Russia needs to compensate for the sudden breakdown of its commercial ties with Europe, which before the war was its biggest trade partner, as well as finding workarounds for US and European Union sanctions.
Russia is planning to invest $1 billion to improve navigability across the Azov, into the Don River and across the canal linked to the Volga. Hundreds of ships a day travel through the passage linking the Black and Caspian seas, according to Bloomberg data, with traffic jams routinely building up around the narrowest points.
Ship movement data compiled by Bloomberg already show at least a dozen Iranian vessels, some operated by the US-sanctioned Islamic Republic of Iran Shipping Lines Group, plying waters between the country’s Caspian coast and key Volga River ports.

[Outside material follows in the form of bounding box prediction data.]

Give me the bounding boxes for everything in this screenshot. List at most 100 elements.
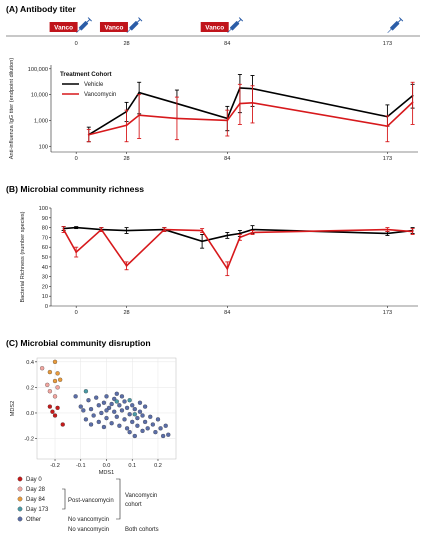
syringe-needle <box>387 29 392 33</box>
scatter-point-other <box>122 399 127 404</box>
syringe-plunger <box>86 18 91 23</box>
y-tick-label: 80 <box>42 226 48 232</box>
scatter-point-other <box>163 423 168 428</box>
timeline-day-label: 28 <box>123 41 129 47</box>
bracket-vanco-cohort <box>116 478 121 520</box>
syringe-plunger <box>137 18 141 23</box>
vanco-label: Vanco <box>105 25 124 32</box>
y-tick-label: 0.2 <box>26 385 34 391</box>
x-tick-label: 0.0 <box>103 463 111 469</box>
data-point <box>125 264 128 267</box>
legend-note-cohort: Vancomycin <box>125 493 157 499</box>
scatter-point-other <box>96 403 101 408</box>
scatter-point-day-0 <box>55 405 60 411</box>
timeline-day-label: 0 <box>75 41 78 47</box>
data-point <box>411 230 414 233</box>
legend-note-both-cohorts: Both cohorts <box>125 527 159 533</box>
scatter-point-day-84 <box>58 377 63 382</box>
y-tick-label: 1,000 <box>34 118 48 124</box>
data-point <box>138 114 141 117</box>
legend-title: Treatment Cohort <box>60 71 112 78</box>
data-point <box>100 228 103 231</box>
data-point <box>251 231 254 234</box>
scatter-point-other <box>99 410 104 416</box>
y-tick-label: 20 <box>42 284 48 290</box>
x-tick-label: 0.1 <box>128 463 136 469</box>
y-tick-label: 0 <box>45 304 48 310</box>
scatter-point-other <box>127 412 132 417</box>
y-tick-label: 50 <box>42 255 48 261</box>
scatter-point-day-28 <box>47 389 53 394</box>
scatter-point-day-28 <box>45 382 50 387</box>
syringe-icon <box>227 17 244 33</box>
scatter-point-other <box>86 398 91 403</box>
scatter-point-other <box>104 394 109 399</box>
scatter-point-other <box>73 394 78 399</box>
legend-label: Day 173 <box>26 507 49 513</box>
panel-a-title: (A) Antibody titer <box>6 4 77 14</box>
legend-label: Vehicle <box>84 82 104 88</box>
scatter-point-other <box>124 405 130 411</box>
legend-note-no-vancomycin: No vancomycin <box>68 527 109 533</box>
x-tick-label: 0 <box>75 310 78 316</box>
y-tick-label: 10,000 <box>31 93 48 99</box>
scatter-point-other <box>104 415 109 421</box>
scatter-point-day-28 <box>39 366 45 371</box>
scatter-point-day-28 <box>52 394 58 399</box>
syringe-icon <box>76 17 92 33</box>
scatter-point-other <box>127 430 132 435</box>
scatter-point-other <box>104 408 109 413</box>
scatter-point-other <box>145 426 150 431</box>
scatter-point-other <box>153 430 158 435</box>
scatter-point-other <box>109 401 114 407</box>
x-tick-label: 28 <box>123 156 129 162</box>
scatter-point-day-84 <box>52 378 58 384</box>
vanco-treatment-box <box>49 22 78 32</box>
scatter-point-other <box>137 400 143 405</box>
scatter-point-day-173 <box>83 389 89 394</box>
syringe-needle <box>227 29 232 33</box>
y-tick-label: 40 <box>42 265 48 271</box>
data-point <box>125 124 128 127</box>
syringe-barrel <box>129 21 139 31</box>
scatter-point-other <box>135 423 140 428</box>
x-tick-label: 84 <box>224 310 230 316</box>
syringe-icon <box>126 17 143 33</box>
scatter-point-other <box>142 404 148 409</box>
legend-swatch <box>17 516 23 522</box>
data-point <box>251 228 254 231</box>
series-line-vancomycin <box>88 101 414 136</box>
x-tick-label: 0 <box>75 156 78 162</box>
data-point <box>176 117 178 120</box>
data-point <box>226 234 229 237</box>
scatter-point-other <box>137 409 143 414</box>
legend-label: Other <box>26 517 41 523</box>
data-point <box>87 133 90 136</box>
legend-note-cohort: cohort <box>125 502 142 508</box>
data-point <box>163 228 166 231</box>
data-point <box>386 228 389 231</box>
scatter-point-other <box>132 433 137 439</box>
scatter-point-other <box>78 404 83 409</box>
scatter-point-day-173 <box>127 398 132 403</box>
legend-swatch <box>17 496 23 502</box>
x-tick-label: 84 <box>224 156 230 162</box>
legend-label: Day 0 <box>26 477 42 483</box>
scatter-point-other <box>150 422 155 427</box>
syringe-handle <box>87 17 92 22</box>
data-point <box>62 228 65 231</box>
legend-swatch <box>17 486 23 492</box>
x-axis-label: MDS1 <box>99 470 115 476</box>
series-line-vancomycin <box>62 228 413 271</box>
syringe-plunger <box>237 18 242 23</box>
y-tick-label: 90 <box>42 216 48 222</box>
x-tick-label: -0.1 <box>76 463 86 469</box>
x-tick-label: 173 <box>383 310 392 316</box>
scatter-point-day-0 <box>60 422 65 427</box>
bracket-post-vanco <box>62 488 66 510</box>
x-tick-label: 173 <box>383 156 392 162</box>
scatter-point-other <box>142 419 148 425</box>
scatter-point-other <box>106 405 112 411</box>
scatter-point-other <box>81 408 86 413</box>
data-point <box>238 232 241 235</box>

Trade delegations are shuttling between Iran and Russia with growing frequency — and trade is rising, too. Officially it surged by almost half through August this year. The annual figure likely will soon exceed $5 billion. There’s a “clear path” to reaching $40 billion once a free-trade agreement is in place, Sergey Katyrin, the head of Russia’s Chamber of Commerce and Industry, told a conference in Tehran.

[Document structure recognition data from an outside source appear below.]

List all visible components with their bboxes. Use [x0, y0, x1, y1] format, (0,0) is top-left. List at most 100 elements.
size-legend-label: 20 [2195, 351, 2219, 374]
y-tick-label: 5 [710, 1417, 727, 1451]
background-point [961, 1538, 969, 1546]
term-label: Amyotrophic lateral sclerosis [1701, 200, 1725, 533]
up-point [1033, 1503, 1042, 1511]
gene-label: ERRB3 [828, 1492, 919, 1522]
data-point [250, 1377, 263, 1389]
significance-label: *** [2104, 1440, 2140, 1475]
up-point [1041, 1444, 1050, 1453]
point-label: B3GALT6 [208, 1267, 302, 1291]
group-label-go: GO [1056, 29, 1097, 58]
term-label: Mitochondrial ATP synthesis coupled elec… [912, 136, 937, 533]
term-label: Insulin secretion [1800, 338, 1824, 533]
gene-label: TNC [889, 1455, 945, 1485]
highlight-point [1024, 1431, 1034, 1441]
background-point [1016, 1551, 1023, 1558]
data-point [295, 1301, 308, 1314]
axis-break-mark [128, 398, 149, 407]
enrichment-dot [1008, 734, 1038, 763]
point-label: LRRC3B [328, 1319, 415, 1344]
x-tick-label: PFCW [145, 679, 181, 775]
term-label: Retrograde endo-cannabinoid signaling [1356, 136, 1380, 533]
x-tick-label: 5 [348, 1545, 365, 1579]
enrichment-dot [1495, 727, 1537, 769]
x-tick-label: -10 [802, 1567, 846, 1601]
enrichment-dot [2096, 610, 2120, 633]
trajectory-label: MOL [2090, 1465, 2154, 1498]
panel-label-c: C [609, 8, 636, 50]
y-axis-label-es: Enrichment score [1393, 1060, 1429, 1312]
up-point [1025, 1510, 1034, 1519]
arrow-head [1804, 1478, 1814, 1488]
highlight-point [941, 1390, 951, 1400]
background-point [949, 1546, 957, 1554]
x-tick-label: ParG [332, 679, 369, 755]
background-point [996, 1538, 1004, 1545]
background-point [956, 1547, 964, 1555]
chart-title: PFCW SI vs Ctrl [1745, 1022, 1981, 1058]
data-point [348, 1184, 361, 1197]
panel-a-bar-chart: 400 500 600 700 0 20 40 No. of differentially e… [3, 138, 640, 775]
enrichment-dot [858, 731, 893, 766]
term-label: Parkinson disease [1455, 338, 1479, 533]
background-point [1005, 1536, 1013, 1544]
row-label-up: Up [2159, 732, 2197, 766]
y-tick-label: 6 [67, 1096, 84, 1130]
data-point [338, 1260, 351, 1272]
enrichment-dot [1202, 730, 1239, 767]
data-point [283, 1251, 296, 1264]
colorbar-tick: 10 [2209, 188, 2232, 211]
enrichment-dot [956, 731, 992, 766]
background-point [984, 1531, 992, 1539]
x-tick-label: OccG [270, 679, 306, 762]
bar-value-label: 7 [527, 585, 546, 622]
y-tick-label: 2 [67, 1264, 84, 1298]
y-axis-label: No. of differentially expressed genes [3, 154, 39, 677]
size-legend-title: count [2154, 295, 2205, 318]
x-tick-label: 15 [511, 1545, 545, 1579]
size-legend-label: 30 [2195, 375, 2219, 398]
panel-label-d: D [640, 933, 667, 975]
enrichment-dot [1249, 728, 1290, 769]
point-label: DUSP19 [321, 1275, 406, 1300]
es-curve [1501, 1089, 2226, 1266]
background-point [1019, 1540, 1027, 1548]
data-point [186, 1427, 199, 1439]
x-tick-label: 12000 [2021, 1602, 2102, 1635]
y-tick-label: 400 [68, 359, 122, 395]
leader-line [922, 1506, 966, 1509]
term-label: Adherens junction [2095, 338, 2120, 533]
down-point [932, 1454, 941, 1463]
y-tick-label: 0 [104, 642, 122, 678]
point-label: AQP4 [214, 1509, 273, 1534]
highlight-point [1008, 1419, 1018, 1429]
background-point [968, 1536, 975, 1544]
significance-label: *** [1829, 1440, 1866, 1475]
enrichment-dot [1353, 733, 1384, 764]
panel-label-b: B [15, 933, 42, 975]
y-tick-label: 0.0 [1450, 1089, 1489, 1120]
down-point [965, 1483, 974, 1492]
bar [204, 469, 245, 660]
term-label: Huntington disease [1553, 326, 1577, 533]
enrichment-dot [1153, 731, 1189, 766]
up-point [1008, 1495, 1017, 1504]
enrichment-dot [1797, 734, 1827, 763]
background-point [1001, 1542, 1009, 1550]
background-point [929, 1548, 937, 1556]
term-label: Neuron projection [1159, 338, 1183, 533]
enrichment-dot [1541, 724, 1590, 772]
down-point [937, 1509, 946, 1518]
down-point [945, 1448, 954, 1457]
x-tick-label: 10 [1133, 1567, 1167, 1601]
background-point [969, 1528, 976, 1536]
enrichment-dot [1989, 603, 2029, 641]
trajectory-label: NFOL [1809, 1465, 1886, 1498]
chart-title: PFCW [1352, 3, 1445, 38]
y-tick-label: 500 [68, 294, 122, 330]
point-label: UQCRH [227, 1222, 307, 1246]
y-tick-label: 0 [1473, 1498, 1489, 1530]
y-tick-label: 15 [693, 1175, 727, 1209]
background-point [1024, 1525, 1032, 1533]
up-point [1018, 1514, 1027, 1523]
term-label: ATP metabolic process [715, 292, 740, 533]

For Iran the pivot has become more urgent amid faltering efforts to restore the 2015 deal with world powers, which lifted sanctions in exchange for restrictions on the country’s nuclear program. Iranian officials say they’re fully focused on what they call “the Eastern axis” — scrapping any plans to revive economic ties with Europe and instead pursuing a slew of trade and energy agreements with Russia, China and Central Asian nations.
Largely beneath the radar of Western governments, a concerted effort has been under way for years to knit together that whole Eurasian territory. China and Russia are already members of the Shanghai Cooperation Organization, an economic – security body that is making Iran its ninth member. China and Iran are both close to gaining membership in the Eurasian Economic Union, which will make free trade across the countries possible. Another institution that links economies in the region and beyond it the BRICS group. Initially made up of Brazil, Russia, India and China, it now also includes South Africa and is poised to expand further.